The European Commission has responded to pressure from trade groups and authorised notified bodies to carry out remote audits under the incoming medical device (MDR) and in vitro diagnostic (IVDR) regulations.
Although the Commission initially resisted calls to allow remote audits and limited their use to directives and some products essential to COVID-19 response, it has now given notified bodies the go-ahead to utilise virtual assessments in light of continuing pandemic restrictions.
The decision came amid concerns that insisting on on-site MDR and IVDR audits would disrupt supply, as well as evidence that remote audits are efficient.
The Commission said that the “vast majority” of EU member states were in favour of remote audits and added that available evidence regarding virtual assessments “appears to demonstrate an adequate level of safety and not to compromise the overall reliability of such assessments."
The decision does, however, come with caveats. Notified bodies will be required to justify their use of remote audits for quality management systems (QMS) on a case-by-case basis and must conduct an on-site audit as soon as possible.

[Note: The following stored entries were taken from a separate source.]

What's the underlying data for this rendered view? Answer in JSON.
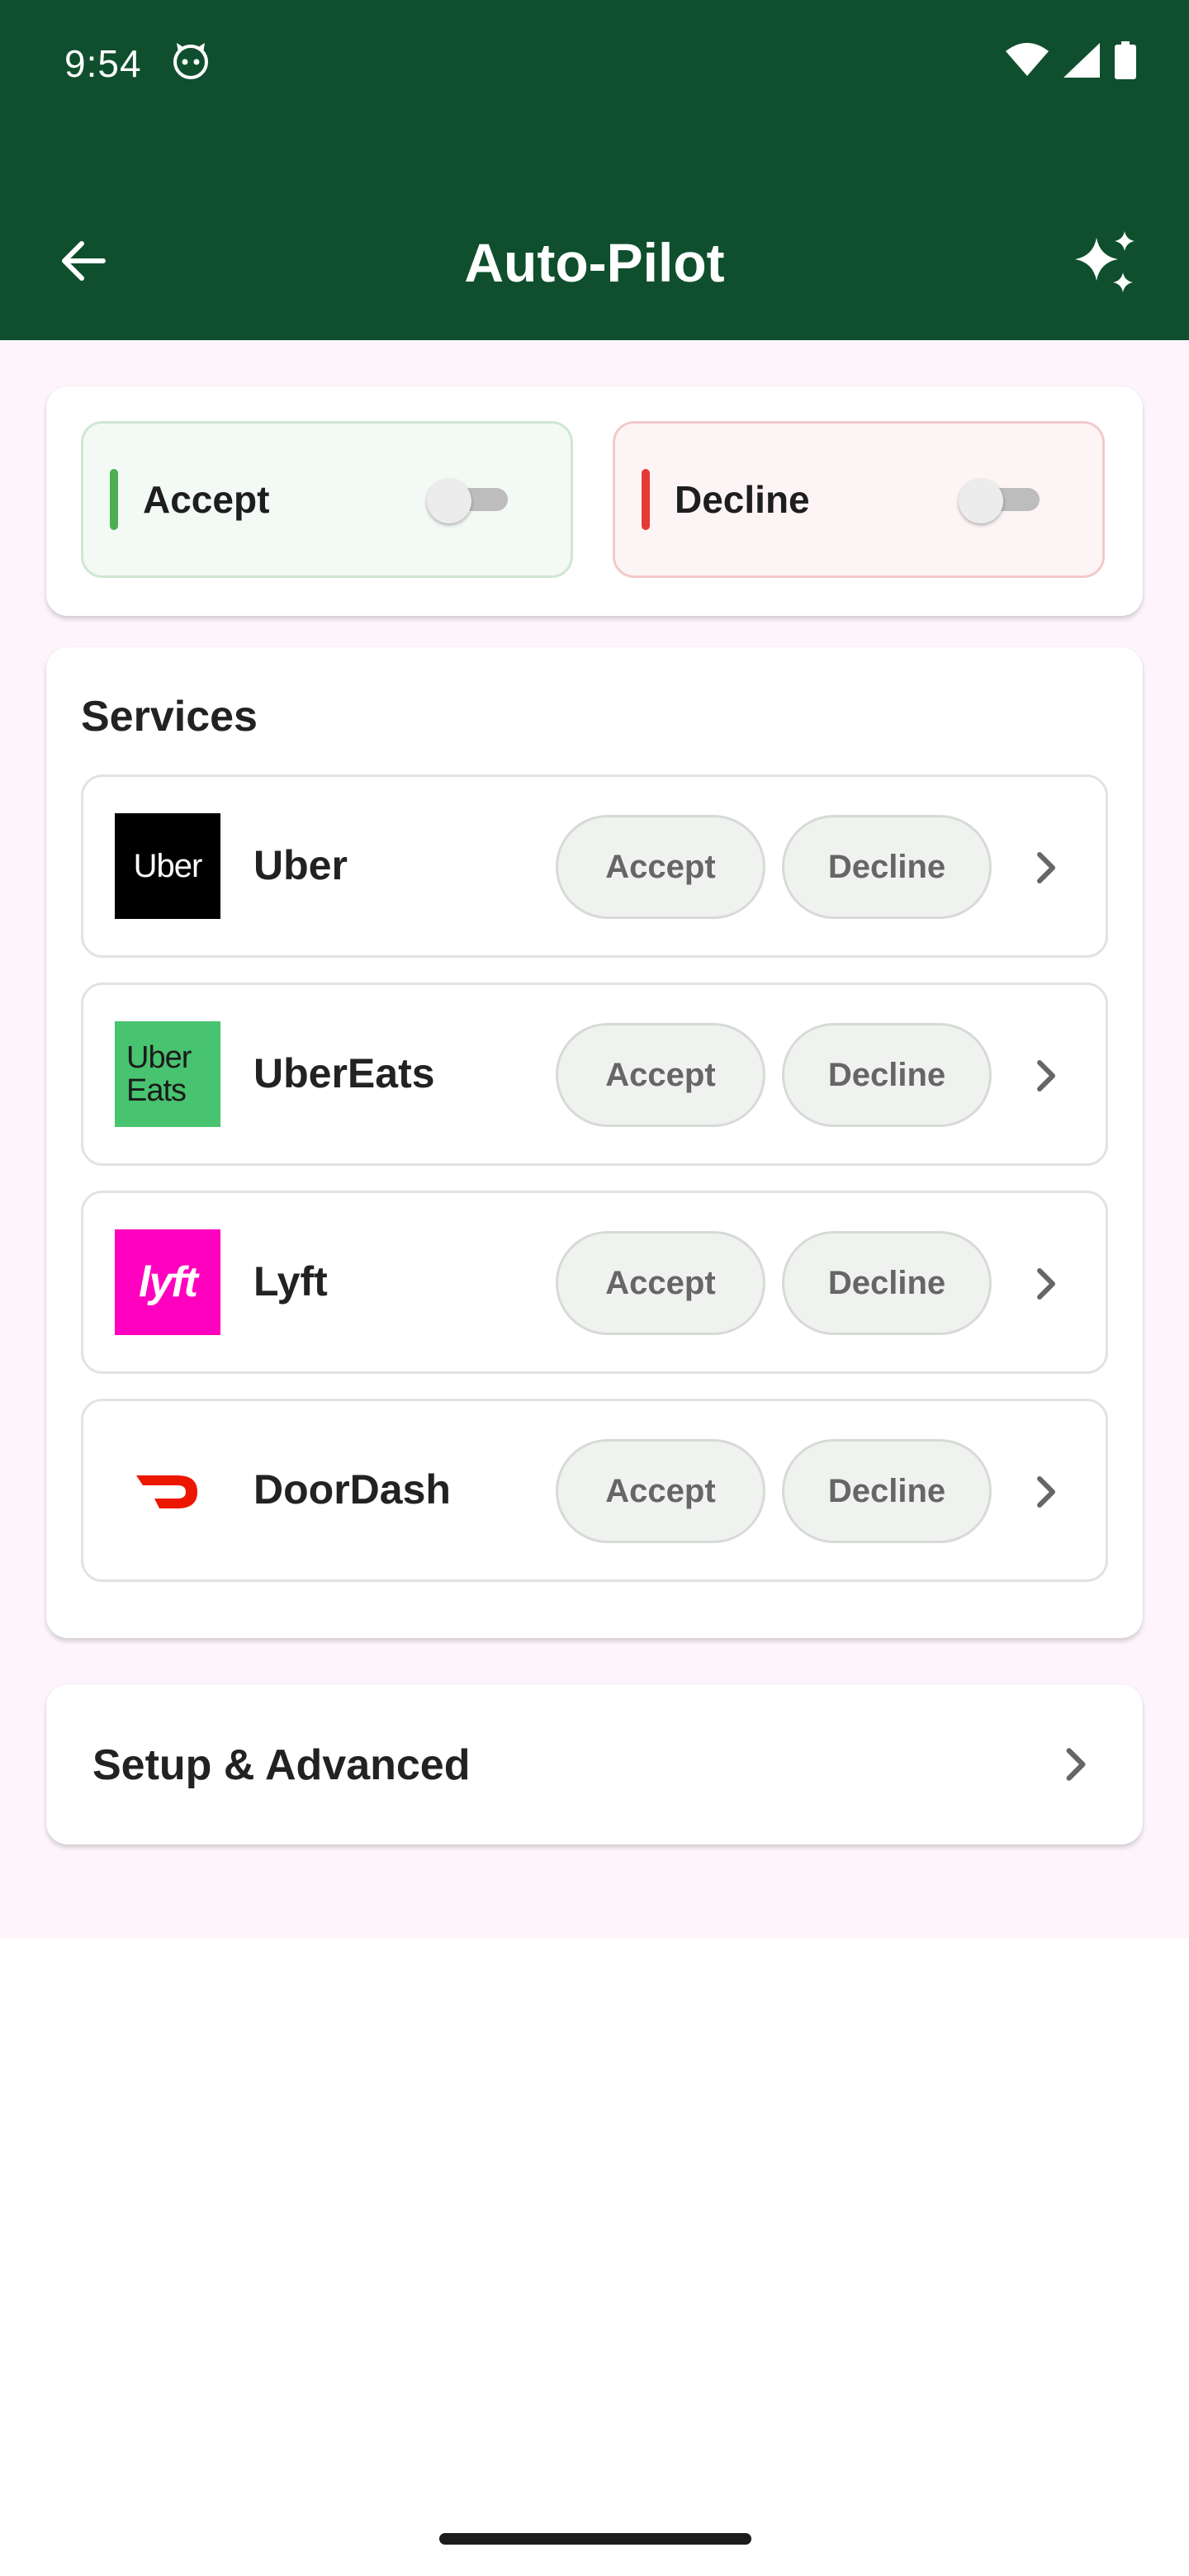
{
  "status_bar": {
    "time": "9:54",
    "icons": [
      "cat-face-icon",
      "wifi-icon",
      "signal-icon",
      "battery-icon"
    ]
  },
  "header": {
    "title": "Auto-Pilot",
    "back_icon": "arrow-left-icon",
    "action_icon": "sparkles-icon"
  },
  "master_toggles": {
    "accept": {
      "label": "Accept",
      "enabled": false,
      "accent_color": "#4caf50"
    },
    "decline": {
      "label": "Decline",
      "enabled": false,
      "accent_color": "#e53935"
    }
  },
  "services": {
    "title": "Services",
    "items": [
      {
        "name": "Uber",
        "logo_text": "Uber",
        "accept_label": "Accept",
        "decline_label": "Decline"
      },
      {
        "name": "UberEats",
        "logo_text": "Uber Eats",
        "logo_line1": "Uber",
        "logo_line2": "Eats",
        "accept_label": "Accept",
        "decline_label": "Decline"
      },
      {
        "name": "Lyft",
        "logo_text": "lyft",
        "accept_label": "Accept",
        "decline_label": "Decline"
      },
      {
        "name": "DoorDash",
        "logo_icon": "doordash-dash-icon",
        "accept_label": "Accept",
        "decline_label": "Decline"
      }
    ]
  },
  "setup": {
    "label": "Setup & Advanced"
  },
  "colors": {
    "header_bg": "#0f4f2d",
    "content_bg": "#fdf5fb",
    "uber_eats_green": "#48c36f",
    "lyft_pink": "#ff00bf",
    "doordash_red": "#eb1700"
  }
}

MedTech Europe Senior Manager for Regulations and Industrial Policy commented: "This is a significant and positive development. The need for virtual QMS audits under the IVDR/MDR is 'supported by the vast majority of the Member States.' It is now of crucial importance that we avoid fragmented approaches amongst EU Member States."
The MDR is due to go into effect in May 2021, having been delayed for a year due to the pandemic, with the IVDR scheduled to come in a year after that in May 2022.